Why OpenPGP is not wanted - stupid is in vogue right now
jeandavid8 at verizon.net
Tue Jun 11 15:16:50 CEST 2013
On 06/11/2013 12:23 AM, Robert J. Hansen wrote:
> On 6/10/2013 11:37 PM, Jean-David Beyer wrote:
>> Of course he did not seriously propose the idea as a real course of
>> action. But it is interesting to think about.
> I drive a Mustang GT with enough engine work to make it genuinely
> dangerous to unprepared drivers. When I was taking a couple of advanced
> driving classes (because I don't want to be a hazard on the road behind
> such a vehicle), one of my instructors -- a police driving instructor --
> told me about a collision he recently saw with a tricked-out Mustang GT
> like mine.
Come to think of it, I had a friend who drove a Griffith (or some name
like that) which was basically a TVR designed with an 1800 cc British
engine in it.
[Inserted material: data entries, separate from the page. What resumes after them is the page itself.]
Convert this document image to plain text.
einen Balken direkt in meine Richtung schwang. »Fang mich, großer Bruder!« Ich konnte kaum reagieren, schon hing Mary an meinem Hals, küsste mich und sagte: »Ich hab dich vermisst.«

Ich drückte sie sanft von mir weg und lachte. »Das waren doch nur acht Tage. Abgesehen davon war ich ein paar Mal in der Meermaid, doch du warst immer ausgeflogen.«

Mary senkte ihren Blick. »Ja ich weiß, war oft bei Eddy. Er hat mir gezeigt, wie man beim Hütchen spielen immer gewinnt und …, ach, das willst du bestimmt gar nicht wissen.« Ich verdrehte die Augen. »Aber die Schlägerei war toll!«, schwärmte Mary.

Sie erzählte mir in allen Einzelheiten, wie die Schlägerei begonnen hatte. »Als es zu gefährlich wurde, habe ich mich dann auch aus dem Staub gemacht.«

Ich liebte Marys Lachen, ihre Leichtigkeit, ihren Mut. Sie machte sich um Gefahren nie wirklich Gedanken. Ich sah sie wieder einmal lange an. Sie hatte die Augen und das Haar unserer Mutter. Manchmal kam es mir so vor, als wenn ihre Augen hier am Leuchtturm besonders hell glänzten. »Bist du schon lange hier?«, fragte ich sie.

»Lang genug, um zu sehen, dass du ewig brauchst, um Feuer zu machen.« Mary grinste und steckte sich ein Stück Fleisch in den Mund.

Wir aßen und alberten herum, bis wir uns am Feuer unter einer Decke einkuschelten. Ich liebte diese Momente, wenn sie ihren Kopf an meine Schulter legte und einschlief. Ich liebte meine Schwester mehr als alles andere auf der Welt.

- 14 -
To make it into a Griffith, you swap out that little
engine and put in a Ford 275 (or so) cubic inch one. I think the clutch
and transmission get replaced too, but I do not remember (or care). this
must have been in the early 1960s.
Well, when he took the thing to the inspection station, you sometimes
get an inspector who fancies himself a race car driver. But do not
actually have the knowledge or skill for it.
Well this one takes it to the brake testing machine, which here is a
long instrumented track. The drill is to take the car up to some modest
speed, and hit the brakes. The machine measures the braking forces of
all four wheels, etc.
Well this clown revs up the engine and pops the clutch. If I remember
correctly, that car would do 0 to 60 in something like 4 seconds. It
would not handle worth a damn, but it sure would accelerate. By the time
he got his foot off the gas and onto the brake, he had run past the end
of the machine and almost hit the car ahead (it did have good brakes).
Since he missed the car ahead, he gave my friend a pass on that test.